Betulkah Menegakkan Khilafah Fardhu Kifayah?

Soal:

Jika mendirikan Khilafah hukumnya fardhu kifayah, apakah adanya kelompok-kelompok yang sudah ada, yang telah berjuang mendirikan Khilafah tidak cukup? Dengan kata lain, apakah fardhu kifayah ini telah gugur dari kaum Muslim yang lain?

 

Jawab:

Hukum mengangkat Khalifah (kepala negara), termasuk mendirikan Khilafah, tidak ada perbedaan pendapat di kalangan ulama kaum Muslim, yaitu fardhu. Hanya saja, apakah fardhu ‘ain atau fardhu kifayah, memang ada perbedaan pendapat.
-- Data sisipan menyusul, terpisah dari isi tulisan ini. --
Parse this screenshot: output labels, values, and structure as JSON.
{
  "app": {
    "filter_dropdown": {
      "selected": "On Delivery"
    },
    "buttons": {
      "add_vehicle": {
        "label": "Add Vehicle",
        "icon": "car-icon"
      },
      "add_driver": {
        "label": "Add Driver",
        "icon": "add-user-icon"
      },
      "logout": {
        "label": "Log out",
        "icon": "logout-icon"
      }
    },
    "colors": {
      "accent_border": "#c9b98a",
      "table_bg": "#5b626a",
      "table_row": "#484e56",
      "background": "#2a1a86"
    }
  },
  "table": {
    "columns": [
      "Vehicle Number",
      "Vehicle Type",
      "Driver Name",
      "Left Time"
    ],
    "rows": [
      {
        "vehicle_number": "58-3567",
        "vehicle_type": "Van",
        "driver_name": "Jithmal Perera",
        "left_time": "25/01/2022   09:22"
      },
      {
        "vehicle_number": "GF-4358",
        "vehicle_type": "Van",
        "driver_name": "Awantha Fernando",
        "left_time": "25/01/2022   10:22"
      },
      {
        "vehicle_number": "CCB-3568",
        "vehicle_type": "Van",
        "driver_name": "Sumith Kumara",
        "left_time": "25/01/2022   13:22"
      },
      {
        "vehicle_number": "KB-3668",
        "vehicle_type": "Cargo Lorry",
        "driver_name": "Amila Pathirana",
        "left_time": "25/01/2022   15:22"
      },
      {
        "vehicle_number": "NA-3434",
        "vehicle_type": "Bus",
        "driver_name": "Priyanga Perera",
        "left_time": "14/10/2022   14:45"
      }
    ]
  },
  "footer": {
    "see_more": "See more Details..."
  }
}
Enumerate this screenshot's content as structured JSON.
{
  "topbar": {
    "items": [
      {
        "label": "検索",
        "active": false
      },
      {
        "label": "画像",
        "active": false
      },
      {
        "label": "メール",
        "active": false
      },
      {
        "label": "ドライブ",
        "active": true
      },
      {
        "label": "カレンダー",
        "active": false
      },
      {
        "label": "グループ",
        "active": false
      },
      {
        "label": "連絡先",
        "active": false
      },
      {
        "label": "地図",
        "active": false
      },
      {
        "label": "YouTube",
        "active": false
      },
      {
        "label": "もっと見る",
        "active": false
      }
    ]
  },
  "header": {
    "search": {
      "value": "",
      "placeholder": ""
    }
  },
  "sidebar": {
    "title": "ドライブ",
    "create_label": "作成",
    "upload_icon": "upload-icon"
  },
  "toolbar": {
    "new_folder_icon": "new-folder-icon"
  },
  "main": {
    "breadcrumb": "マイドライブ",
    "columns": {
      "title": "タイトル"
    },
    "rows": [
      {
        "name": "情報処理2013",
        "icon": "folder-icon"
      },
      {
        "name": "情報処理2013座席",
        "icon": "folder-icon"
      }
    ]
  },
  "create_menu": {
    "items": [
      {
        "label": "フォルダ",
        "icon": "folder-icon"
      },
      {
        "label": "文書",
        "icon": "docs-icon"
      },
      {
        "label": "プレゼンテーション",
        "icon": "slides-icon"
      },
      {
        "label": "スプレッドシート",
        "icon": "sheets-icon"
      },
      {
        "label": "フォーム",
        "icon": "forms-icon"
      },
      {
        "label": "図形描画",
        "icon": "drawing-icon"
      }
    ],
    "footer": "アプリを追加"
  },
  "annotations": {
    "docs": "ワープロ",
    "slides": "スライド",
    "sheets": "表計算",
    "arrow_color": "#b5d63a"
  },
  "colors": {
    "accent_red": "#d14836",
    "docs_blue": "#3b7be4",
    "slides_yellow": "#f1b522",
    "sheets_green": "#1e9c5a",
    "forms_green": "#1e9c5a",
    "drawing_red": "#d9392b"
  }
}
Al-’Allamah al-Mardawi, dari mazhab Hanbali, dalam Bab Qitâl Ahl al-Baghy, menyatakan, “Mengangkat Imam (Khalifah) hukumnya fardhu kifayah.”

Dalam kitab Al-Furû’, dia menegaskan, “Hukumnya fardhu kifayah menurut pendapat yang paling tepat.”

Pada bagian yang lain, dia menegaskan kembali bahwa mengangkat Imam (Khalifah) hukumnya fardhu kifayah menurut mazhab yang sahih.1

Pendapat yang sama juga dikemukakan oleh Imam an-Nawawi, Zakaria al-Anshari, al-Khathib as-Syarbini, az-Zujaji, al-Bujairimi dan al-Jamal bin Sulaiman. Semuanya dari mazhab Syafii. Mereka menyatakan bahwa hukum mendirikan Imamah (Khilafah) adalah fardhu kifayah.2

Dalam kitab Rawdhah ath-Thâlibîn wa ‘Umdah al-Muftin, Imam an-Nawawi menyatakan:

اَلْفَصْلُ الثَّانِيْ في وُجُوْبِ الإِمَامَةِ وَبَيَانِ طُرُقِهَا : لاَبُدَّ لِلأُمَّةِ مِنْ إِمَامٍ يُقِيْمُ الدِّيْنَ، وَيَنْصُرُ السُّنَّةَ، وَيَنْتَصِفُ لِلْمَظْلُوْمِيْنَ، وَيَسْتَوْفِيَ الْحُقُوْقَ وَيَضَعُهَا مَوَاضِعَهَا. قُلْتُ : تَوَلَّي الإمَامَة فَرْضُ كِفَايَةٍ، فَإِنْ لَمْ يَكُنْ مَنْ يَصْلُحُ إِلاَّ وَاحِدًا، تَعَيَّنَ عَلَيْهِ وَلَزِمَه طَلَبُهَا إِنْ لمَ يَبْتَدِئُوْهُ .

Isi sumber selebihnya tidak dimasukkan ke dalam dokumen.